Однако после знаменитой ректорской речи Хайдеггера 27 мая 1933 года («…немецкий университет только тогда обретет свой подлинный образ и власть, когда три служения — трудовое, оборонное и служение знания — изначально соберутся в одну впечатляющую силу») и последующих его выступлений и дел (соприсутствия при сожжении неугодных книг, например) Ясперс потерял доверие к другу.
В день вступления в должность ректора, еще до того, как он присоединился к НСДАП, Хайдеггер прошел подлинную нацистскую инициацию — утвердил увольнение своего учителя Эдмунда Гуссерля. Прощальное письмо супруге Гуссерля Мальвине написала жена Хайдеггера Эльфрида, ставшая нацистской активисткой. Новый закон она назвала «суровым, но разумным с немецкой точки зрения». Гуссерль не уехал из Германии и умер в 1938 году. Архив философа, как и его жену, спас (перевез в Бельгию) католический философ и священник Герман Ван Бреда.
В 1933-м Ханну Арендт ожидал первый краткосрочный арест и почти случайное освобождение — вероятно, ею был очарован один чиновник криминальной полиции. Она бежала из Германии через Прагу в Париж. Больше всего будущего автора «Истоков тоталитаризма» и «Банальности зла» поразило преображение, произошедшее с коллегами — немецкими интеллектуалами. Вот фрагмент из ее заметок о 1933 годе:
«Вы же знаете, что означало Gleichschaltung.
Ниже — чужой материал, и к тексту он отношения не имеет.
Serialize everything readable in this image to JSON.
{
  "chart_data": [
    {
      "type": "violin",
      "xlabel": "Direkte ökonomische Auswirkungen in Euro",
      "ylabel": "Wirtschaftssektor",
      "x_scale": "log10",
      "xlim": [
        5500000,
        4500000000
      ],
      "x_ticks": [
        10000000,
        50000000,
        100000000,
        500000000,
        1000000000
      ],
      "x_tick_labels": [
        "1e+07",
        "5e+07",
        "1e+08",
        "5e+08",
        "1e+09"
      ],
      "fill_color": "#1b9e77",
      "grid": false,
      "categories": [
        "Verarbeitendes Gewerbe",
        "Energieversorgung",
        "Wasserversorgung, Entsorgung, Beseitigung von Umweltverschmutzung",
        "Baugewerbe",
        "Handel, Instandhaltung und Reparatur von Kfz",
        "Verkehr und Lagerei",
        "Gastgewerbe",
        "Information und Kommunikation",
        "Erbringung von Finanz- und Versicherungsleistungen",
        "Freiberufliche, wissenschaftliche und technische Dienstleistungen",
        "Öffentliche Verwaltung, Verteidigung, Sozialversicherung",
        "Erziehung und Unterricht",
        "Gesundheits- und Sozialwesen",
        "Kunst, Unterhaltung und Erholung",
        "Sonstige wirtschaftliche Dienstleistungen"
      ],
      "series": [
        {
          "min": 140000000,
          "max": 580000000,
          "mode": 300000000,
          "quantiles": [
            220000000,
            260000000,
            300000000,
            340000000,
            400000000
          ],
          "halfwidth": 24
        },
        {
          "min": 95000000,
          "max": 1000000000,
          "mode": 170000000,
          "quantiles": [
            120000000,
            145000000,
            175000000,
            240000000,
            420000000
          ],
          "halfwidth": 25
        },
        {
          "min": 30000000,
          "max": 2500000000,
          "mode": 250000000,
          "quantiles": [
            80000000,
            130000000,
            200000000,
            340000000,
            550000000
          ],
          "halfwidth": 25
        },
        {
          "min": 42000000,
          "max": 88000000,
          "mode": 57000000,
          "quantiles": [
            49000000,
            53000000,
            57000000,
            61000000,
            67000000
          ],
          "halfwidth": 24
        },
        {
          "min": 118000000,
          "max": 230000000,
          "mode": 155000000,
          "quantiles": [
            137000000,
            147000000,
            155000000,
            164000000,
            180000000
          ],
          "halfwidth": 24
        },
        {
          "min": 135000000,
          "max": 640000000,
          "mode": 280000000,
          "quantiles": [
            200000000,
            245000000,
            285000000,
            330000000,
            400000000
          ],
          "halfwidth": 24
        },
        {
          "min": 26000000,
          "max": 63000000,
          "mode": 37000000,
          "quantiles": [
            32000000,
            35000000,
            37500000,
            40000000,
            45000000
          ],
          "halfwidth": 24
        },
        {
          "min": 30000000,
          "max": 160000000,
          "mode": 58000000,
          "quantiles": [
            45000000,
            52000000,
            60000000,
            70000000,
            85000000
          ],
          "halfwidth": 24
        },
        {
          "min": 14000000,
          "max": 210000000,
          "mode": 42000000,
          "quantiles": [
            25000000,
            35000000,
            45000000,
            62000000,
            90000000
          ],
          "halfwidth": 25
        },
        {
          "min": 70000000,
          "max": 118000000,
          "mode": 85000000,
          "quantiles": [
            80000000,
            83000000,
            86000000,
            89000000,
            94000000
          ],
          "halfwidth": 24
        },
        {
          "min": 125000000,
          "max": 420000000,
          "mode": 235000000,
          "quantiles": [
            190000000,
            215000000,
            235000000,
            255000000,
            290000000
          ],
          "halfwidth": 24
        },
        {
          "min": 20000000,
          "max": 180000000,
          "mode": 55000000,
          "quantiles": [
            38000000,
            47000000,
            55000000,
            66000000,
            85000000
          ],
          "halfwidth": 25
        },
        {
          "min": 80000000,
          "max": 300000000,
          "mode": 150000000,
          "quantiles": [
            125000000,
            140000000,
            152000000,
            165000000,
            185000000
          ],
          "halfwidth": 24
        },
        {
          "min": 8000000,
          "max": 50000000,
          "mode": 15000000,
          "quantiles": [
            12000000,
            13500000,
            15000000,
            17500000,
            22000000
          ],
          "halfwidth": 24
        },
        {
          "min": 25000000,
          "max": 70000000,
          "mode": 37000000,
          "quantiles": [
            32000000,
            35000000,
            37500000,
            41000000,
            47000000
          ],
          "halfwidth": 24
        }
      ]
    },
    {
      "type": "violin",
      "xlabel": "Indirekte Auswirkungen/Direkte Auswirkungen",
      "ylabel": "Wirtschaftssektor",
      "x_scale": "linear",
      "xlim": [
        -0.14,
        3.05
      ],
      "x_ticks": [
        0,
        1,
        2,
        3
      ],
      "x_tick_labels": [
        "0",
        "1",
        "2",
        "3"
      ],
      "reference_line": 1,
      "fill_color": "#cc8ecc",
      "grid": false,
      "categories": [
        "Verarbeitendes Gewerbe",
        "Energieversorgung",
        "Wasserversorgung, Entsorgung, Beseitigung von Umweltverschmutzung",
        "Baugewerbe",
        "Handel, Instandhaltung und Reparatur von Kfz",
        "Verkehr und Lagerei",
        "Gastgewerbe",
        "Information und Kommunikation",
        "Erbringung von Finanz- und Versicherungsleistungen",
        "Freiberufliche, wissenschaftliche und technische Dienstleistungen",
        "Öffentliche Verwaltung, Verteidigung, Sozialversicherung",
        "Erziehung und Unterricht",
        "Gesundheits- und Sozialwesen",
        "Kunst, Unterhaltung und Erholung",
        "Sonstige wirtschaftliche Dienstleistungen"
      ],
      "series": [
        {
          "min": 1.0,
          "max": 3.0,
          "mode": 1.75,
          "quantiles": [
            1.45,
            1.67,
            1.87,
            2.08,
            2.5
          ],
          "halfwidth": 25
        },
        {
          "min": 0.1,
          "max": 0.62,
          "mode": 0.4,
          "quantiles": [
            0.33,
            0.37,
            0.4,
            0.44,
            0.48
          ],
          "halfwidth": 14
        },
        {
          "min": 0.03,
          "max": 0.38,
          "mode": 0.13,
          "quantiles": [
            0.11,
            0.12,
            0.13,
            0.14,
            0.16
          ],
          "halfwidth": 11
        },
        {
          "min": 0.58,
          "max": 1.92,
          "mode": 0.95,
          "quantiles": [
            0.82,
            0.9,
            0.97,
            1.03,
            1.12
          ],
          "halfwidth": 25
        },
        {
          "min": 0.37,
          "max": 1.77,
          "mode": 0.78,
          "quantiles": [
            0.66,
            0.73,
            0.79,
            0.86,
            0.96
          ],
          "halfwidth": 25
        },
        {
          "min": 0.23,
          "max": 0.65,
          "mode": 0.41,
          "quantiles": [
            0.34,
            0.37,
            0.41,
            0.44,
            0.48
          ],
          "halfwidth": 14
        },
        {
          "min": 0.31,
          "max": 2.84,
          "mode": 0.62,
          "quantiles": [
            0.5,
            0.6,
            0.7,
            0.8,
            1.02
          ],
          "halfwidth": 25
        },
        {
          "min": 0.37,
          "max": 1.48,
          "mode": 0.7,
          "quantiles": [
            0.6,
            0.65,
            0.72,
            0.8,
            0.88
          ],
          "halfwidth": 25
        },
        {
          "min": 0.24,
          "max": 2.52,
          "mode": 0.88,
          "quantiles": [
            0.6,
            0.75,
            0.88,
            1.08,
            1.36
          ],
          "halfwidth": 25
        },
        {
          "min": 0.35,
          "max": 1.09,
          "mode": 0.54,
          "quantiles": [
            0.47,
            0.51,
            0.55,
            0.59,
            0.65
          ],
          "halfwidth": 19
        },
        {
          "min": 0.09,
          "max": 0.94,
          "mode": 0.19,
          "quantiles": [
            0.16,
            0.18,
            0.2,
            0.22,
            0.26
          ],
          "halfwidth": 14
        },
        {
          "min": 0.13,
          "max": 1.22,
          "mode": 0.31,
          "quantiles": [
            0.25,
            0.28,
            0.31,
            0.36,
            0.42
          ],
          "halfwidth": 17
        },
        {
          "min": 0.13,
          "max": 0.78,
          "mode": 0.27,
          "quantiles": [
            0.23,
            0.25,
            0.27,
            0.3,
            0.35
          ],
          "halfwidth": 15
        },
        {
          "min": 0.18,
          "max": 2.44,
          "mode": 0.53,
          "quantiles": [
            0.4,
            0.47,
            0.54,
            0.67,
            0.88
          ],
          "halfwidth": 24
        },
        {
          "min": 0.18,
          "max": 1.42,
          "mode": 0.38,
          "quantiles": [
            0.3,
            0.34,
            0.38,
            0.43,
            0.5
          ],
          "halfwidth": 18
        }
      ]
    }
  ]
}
Оно подразумевало, что этому процессу поддавались друзья. Ведь личная проблема состояла не в том, что творили наши враги, а как раз в том, что делали наши друзья. И тогда на волне этой унификации, которая была достаточно добровольной (курсив мой. — А. К.), во всяком случае, не исполнялась под давлением террора, вокруг того или иного человека образовывалось пустое пространство. И я могу утверждать, что среди интеллектуалов такое унифицирующее подчинение стало, так сказать, правилом».
Известный философ Нелли Мотрошилова, опубликовавшая этот фрагмент, сделала сноску к гляйхшальтунгу:
«…духовное нивелирование, конформизм по отношению к господствующей политике и идеологии, подчинение ей. Философским прототипом — чего, увы, не распознал Хайдеггер — был его знаменитый экзистенциал «das Man». То есть «уравнивание всех бытийных возможностей», усредненность, одинаковость, единство — все это свойства толпы, самого страшного оружия диктаторов. А уже к «das Man» примыкает понятие из философии Арендт: «der Mob». Это не просто толпа. Это придонные люди, дно человеческое, которое иногда путают с народом. Это те, кто следует (fuhren) вслед за «сильным человеком».
Переключались, унифицировались, нивелировались, усреднялись, стремились к однородности очень и очень многие. Многие, образовывавшие пугливое конформистское большинство. Даже те, от кого до поры до времени этого не требовалось. В условиях всеобщего, allgemeine, гляйхшальтунга это явление называлось «самогляйхшальтунгом» — Selbstgleichschaltung.
Как это происходило в богатых семьях, показал Лукино Висконти в «Гибели богов». Глава большого промышленно-финансового клана Иоахим фон Эссенбек прямо перед смертью, о наступлении которой он и не подозревает, сбивчиво оправдывается:
«Вы должны признать, что я никогда не благоволил к этому режиму… Вы все знаете, что у меня никогда не было и никогда не будет никаких отношений с этими господами… Вместе с тем интересы завода… наша производственная деятельность вынуждают нас… поддерживать с этими людьми ежедневные контакты. Вот почему я ощущаю неизбежную необходимость иметь рядом человека, который этот режим приемлет…»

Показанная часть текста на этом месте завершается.